Des femmes ayant accouché pendant la crise sanitaire racontent à LMDM leur histoire.

La crise sanitaire que le monde traverse aura eu de nombreuses conséquences. Parmi elles, un énorme chamboulement pour beaucoup de couples attendant un enfant à naître. Accouchements solitaires, projets de naissance abandonnés, accompagnement compliqué ou impossible : les témoignages de femmes ayant accouché dans des conditions difficiles pendant la crise du Covid-19 ont afflué à la rédaction de LMDM.

L’absence du conjoint

Le 21 mars, l'Organisation Mondiale de la Santé (OMS) l'a pourtant rappelé : les femmes ont le droit d'accoucher en toute sécurité et sérénité, notamment en pouvant être accompagnées par la personne de leur choix. Pour autant, toutes les maternités n’ont pas permis au futur père ou co-parent d’être présent durant l’accouchement. Pour Elena, maman de Liam, né le 14 avril, cette absence a été très difficile à vivre :

« Je suis arrivée aux urgences de la maternité la veille de mon accouchement à 23h45. Le papa a dû me dire au revoir devant la porte des urgences et déposer les affaires. La sage-femme faisait office de bagagiste. Jusqu'à 17h20, j'étais seule en plein travail. »

Si finalement son conjoint la rejoint en salle de naissance après près de 18h passée seule, ces retrouvailles sont de courte durée :

« J'ai insisté pour que bébé soit le plus possible auprès de son papa. 1h de peau a peau. Puis l'heure finie, il a dû partir. J'étais fatiguée et épuisée. J'ai des souvenirs flous. J'avais besoin de lui. Besoin qu'il soit là auprès de moi et de son fils, qu'il s'occupe de lui. Qu'il puisse apprendre auprès des professionnels. Qu'on soit tous les 3. »

Aurélie, maman de Juliette, née de 13 avril, a également accouchée sans son conjoint, entourée par la bienveillance de l'équipe soignante :

« J'ai réussi à accoucher comme je le souhaitais d'une petite Juliette en pleine forme, même si deux heures avant la fin j'étais en pleurs, en manque de mon mari, de soutien... Heureusement le personnel soignant a été fantastique, même si je n'en doutais pas une seconde.
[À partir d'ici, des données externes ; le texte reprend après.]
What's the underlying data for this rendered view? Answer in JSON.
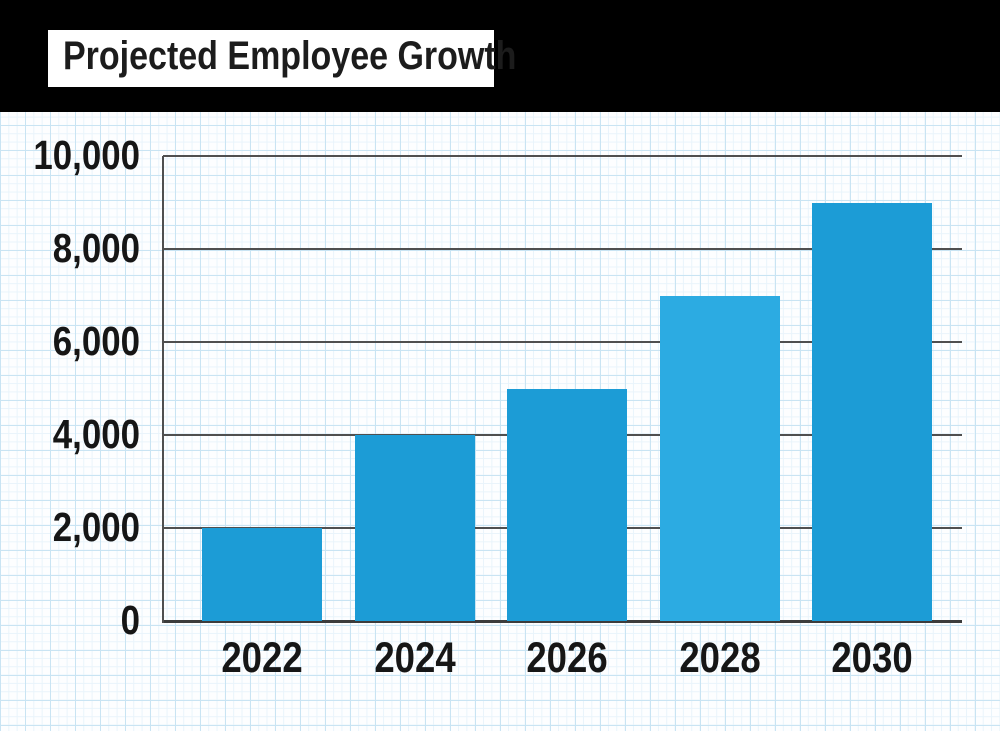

Ils ont filmé la sortie de Juliette que j'ai pu partager avec le papa ! Maigre consolation mais souvenir indispensable et "réel" grâce à eux pour le papa. »

Le séjour à la maternité dans la solitude

Même si les équipes soignantes font de leur mieux pour être auprès des jeunes mamans, elles ne remplacent pas la présence du père ou coparent. Lorraine, maman d'un petit Paco né le 15 mars, témoigne :

« Après la naissance de Paco, mon conjoint est parti s’occuper de notre grand. La sage-femme est venue m’annoncer que s'il revenait, il devait rester confiné avec moi dans la chambre jusqu’à ma sortie, sinon il ne pouvait pas revenir. Il n’est donc pas revenu et cela m’a beaucoup affectée. Je n’étais pas préparée à cela du tout. Personne n’avait évoqué cette possibilité, on était à la veille du confinement et je n’avais même pas pensé que cela pouvait être une option. J’ai pleuré toute la journée je crois, et m’en suis beaucoup voulue car moi qui souhaitais accompagner au mieux mon nouveau-né, je me retrouvais triste et déprimée. Entre culpabilité et impuissance, j’ai passé les 5 jours suivants dans ma chambre. On sentait la tension du personnel soignant qui faisait de son mieux pour ne pas nous transmettre leurs inquiétudes​​​​.​​​ » 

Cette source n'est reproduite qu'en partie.